Deleted Member Posted November 9, 2025 Friday at 01:51 PM, Whiskeybandit49 said: Tbh being submissive to a Strong Dom in my personal life who respects my achievements and is not threatened by my success balances me in professional life. It makes me better in both. I compartmentalize my keeping my professional life professional and my personal life separate. I set boundaries early on that nothing can interfere with my work from my Dom and they respect that request. Then when I’m home I’m free to give up all that control that I carry around at work and just be free. Perfect. As it should be ! A power woman who works /with her partner to built up something great for the future and at home enjoys her life. I like it.
ma**** Posted November 10, 2025 I find it very hard to be on these sites too as a business professional and public figure but sometimes we got to do what we got to do!
to**** Posted Saturday at 06:11 PM Great question! I'm working on that myself. Can't wait to read the responses.
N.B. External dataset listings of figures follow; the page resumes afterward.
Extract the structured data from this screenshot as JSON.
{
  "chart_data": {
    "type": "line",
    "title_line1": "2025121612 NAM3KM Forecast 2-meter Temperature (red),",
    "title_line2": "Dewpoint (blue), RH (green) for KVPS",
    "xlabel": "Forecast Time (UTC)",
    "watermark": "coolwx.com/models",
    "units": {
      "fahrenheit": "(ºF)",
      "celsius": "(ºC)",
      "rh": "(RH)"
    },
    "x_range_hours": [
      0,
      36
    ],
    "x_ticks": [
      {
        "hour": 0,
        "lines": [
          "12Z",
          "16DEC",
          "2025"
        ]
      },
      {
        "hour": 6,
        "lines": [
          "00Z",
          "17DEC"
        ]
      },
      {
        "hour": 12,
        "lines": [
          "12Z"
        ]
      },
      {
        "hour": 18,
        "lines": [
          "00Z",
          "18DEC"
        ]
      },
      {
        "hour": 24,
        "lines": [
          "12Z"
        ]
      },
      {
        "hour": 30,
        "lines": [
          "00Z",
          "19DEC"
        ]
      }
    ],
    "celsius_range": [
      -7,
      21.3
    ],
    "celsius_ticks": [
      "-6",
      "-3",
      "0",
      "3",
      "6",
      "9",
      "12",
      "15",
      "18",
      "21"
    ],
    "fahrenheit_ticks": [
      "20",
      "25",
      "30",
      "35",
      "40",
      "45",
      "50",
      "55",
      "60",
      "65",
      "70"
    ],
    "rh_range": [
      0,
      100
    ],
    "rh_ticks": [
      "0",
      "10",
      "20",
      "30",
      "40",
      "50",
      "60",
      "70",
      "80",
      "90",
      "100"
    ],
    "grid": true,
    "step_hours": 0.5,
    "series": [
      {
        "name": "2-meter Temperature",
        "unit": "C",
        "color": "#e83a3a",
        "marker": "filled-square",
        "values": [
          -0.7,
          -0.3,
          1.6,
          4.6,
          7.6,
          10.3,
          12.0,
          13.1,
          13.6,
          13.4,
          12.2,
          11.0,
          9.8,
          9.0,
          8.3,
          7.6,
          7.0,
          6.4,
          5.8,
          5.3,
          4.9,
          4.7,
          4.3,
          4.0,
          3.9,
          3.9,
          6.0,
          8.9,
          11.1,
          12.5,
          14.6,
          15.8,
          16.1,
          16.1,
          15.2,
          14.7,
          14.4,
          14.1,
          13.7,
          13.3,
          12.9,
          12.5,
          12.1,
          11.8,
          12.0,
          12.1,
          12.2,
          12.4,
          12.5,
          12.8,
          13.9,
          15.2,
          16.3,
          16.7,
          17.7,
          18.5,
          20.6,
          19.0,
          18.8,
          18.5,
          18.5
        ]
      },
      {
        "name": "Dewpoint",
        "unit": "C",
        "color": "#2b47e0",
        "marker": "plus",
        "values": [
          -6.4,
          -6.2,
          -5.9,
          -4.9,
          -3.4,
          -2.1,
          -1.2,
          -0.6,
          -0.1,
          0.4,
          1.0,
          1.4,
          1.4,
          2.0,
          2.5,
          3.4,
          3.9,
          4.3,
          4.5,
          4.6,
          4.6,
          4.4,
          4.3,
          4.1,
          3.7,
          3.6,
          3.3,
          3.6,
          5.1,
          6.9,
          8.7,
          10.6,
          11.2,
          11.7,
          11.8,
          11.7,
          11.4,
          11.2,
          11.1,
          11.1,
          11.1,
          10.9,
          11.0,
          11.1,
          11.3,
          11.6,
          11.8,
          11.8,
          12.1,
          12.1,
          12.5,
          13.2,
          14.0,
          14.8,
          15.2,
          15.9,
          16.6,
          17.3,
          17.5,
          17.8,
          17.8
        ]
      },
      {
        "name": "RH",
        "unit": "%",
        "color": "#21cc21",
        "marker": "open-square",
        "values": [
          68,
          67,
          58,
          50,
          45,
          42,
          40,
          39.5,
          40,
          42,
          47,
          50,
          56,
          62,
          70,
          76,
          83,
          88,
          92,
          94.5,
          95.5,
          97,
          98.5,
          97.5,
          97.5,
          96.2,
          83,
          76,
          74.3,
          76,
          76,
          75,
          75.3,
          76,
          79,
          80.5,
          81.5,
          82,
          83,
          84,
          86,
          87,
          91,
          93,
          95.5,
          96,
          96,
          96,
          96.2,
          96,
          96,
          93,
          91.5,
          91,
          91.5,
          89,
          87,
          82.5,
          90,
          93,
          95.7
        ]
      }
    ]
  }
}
to**** Posted Saturday at 06:48 PM All the comments is giving me more questions than answers lol. I'm more of a second in command. I don't want to be noticed but I control most things that go on however I give the credit to others. However I'm verbally dominant and aggressive in my day to day. Pretty good at compartmentalized. Just don't when feel the same when im wearing panties and lingerie. I feel like I want to be submissive cause I feel feminine and want to be treated as such. The problem is when I start getting active I can't figure out how not to be so verbally aggressive cause I end up taking over control. Then I feel silly because I'm just a masculine guy wearing panties and lingerie. It's just weird to me. How can someone find that thing to make ones submit I'm glad I read your comments and the question is on the top of my list. Thanks
Ki**** Posted 27 minutes ago Most people relax at home or with a partner. How is kink that much different? I have many things private.